My body collapses into itself. Fatigue overwhelms me. I climb into the 130-degree infrared sauna blanket for relief. I feel older than my nearly 65 years. This is fibromyalgia. My pain is relentless. A traumatic neck injury plus arthritis have left my spine and nerve endings raw. My lumbar spine is attacking now. Aging is not for the weak. I’m not good at talking about it, sharing my reality. Fortunately, most days are not this bad. I don’t want pity, so I smile and move on.
I just paid my first Medicare premium, with coverage to begin in May. We updated our wills and Health Directives. It forces me to look realistically at the future. My work with hospice has given me peace with the act of dying but not with leaving my life, my children and their lives. I most fear the dementia that robbed my mom of her final 10 years, living but not knowing. Plus, what if I am the one left alone?

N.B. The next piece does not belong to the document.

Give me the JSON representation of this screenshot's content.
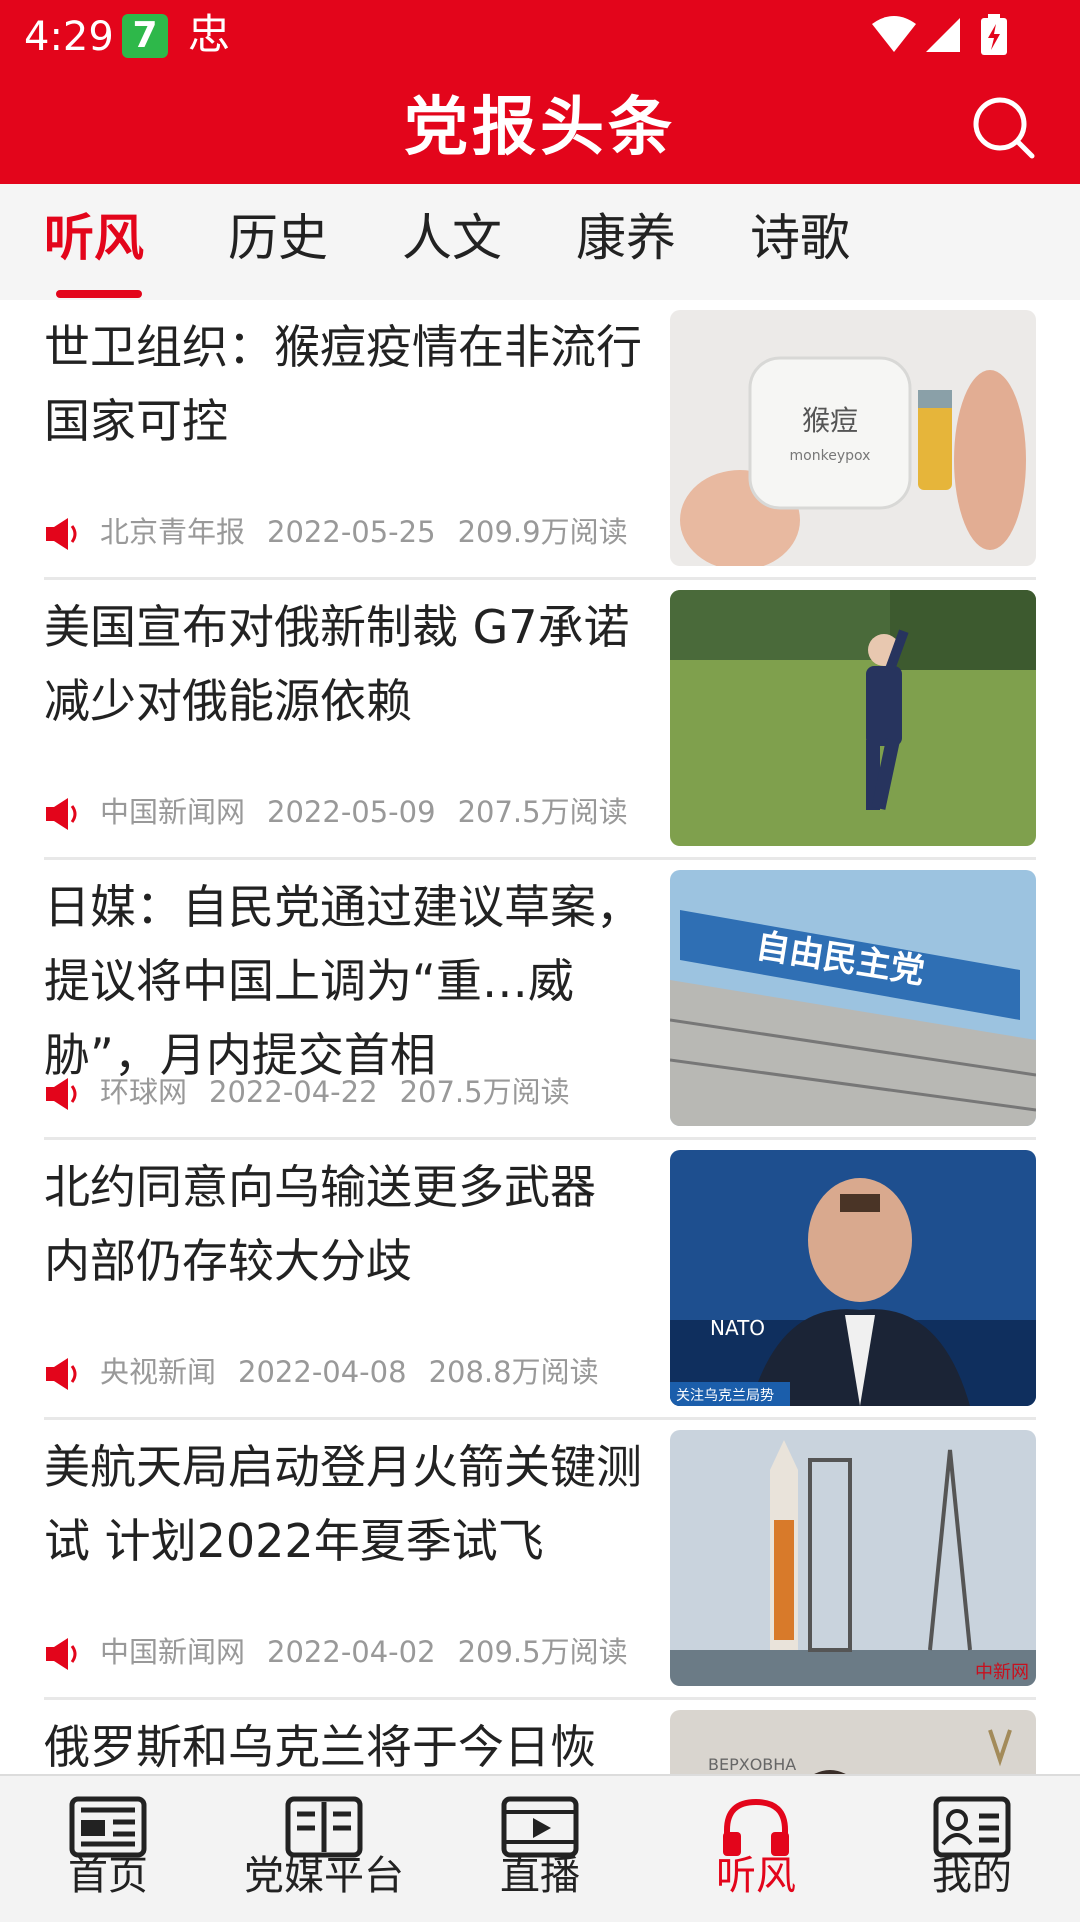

My hospice philanthropy group’s big annual event happened. My body felt good, energized, able to keep going. The program was good, the audience seemed happy, and I enjoyed it all. Even the clean up afterwards. I believe so strongly in this mission and this group of incredible women. I can’t wait to learn how many new members we gained, and how much we earned in donations. By the time I got home, I was happily exhausted.
I lunch with my friends, who are in their 70’s and 80’s, some of whom have been widowed. Health issues threaten all of us. I steep myself in their wisdom; I am not prepared to lose them. Oh, I’ve lost other friends: Lee, Mary, Steve, Stephanie, Ann. I guess it’s just harder when I think about what will come, even knowing that we don’t know who or when, self-included.
My country has become a place of hate. It makes me sick, and it hits home. My beloved friend is of Mexican descent but came here in her teens. She is well-educated, accomplished, probably the smartest person I know. She has elderly relatives in Mexico, who need help with their final plans. She needs to go to them, but does she dare? Will she be allowed back? Why is this something she should even have to be concerned about?
I was on a Zoom call, when my stepmom called. I sent it to voicemail, with a quick text to let her know I’d call back. Her message said there was a mass shooting at FSU. My son’s Tallahassee office is not far from the Capitol and university campus. Mom-brain kicked in, and I texted him. I told my friends on the Zoom, and one signed off to check on her daughters. Too much, too often. A couple days later, I asked my son if the city had calmed down. He said the strangest thing was how normal everything seemed the next day. How can that be? Nothing about this is normal or should be. Not for students. Not for parents. Not for anyone.
Earth Day. In a county that no longer recycles. SMH.
Today, my computer seemingly died. Flooded with excruciating thoughts of transitioning to a new device, even with good back-up programs, I went to a repair shop. Jerry is a magician. A couple of questions, and he diagnosed a simple problem, showed me how to fix it if it happens again, and explained how to avoid it. What a nice man and pleasant interaction, when I expected so much worse. Little things.
Why do I feel melancholy today? Left behind in some way. A little bit lost. The writer Susan Cain calls it “bittersweet,” and I embrace the term. I even have a bittersweet playlist for days like this.
An energizing experience, tinged with both sadness and anger. It may just warrant a blog of its own.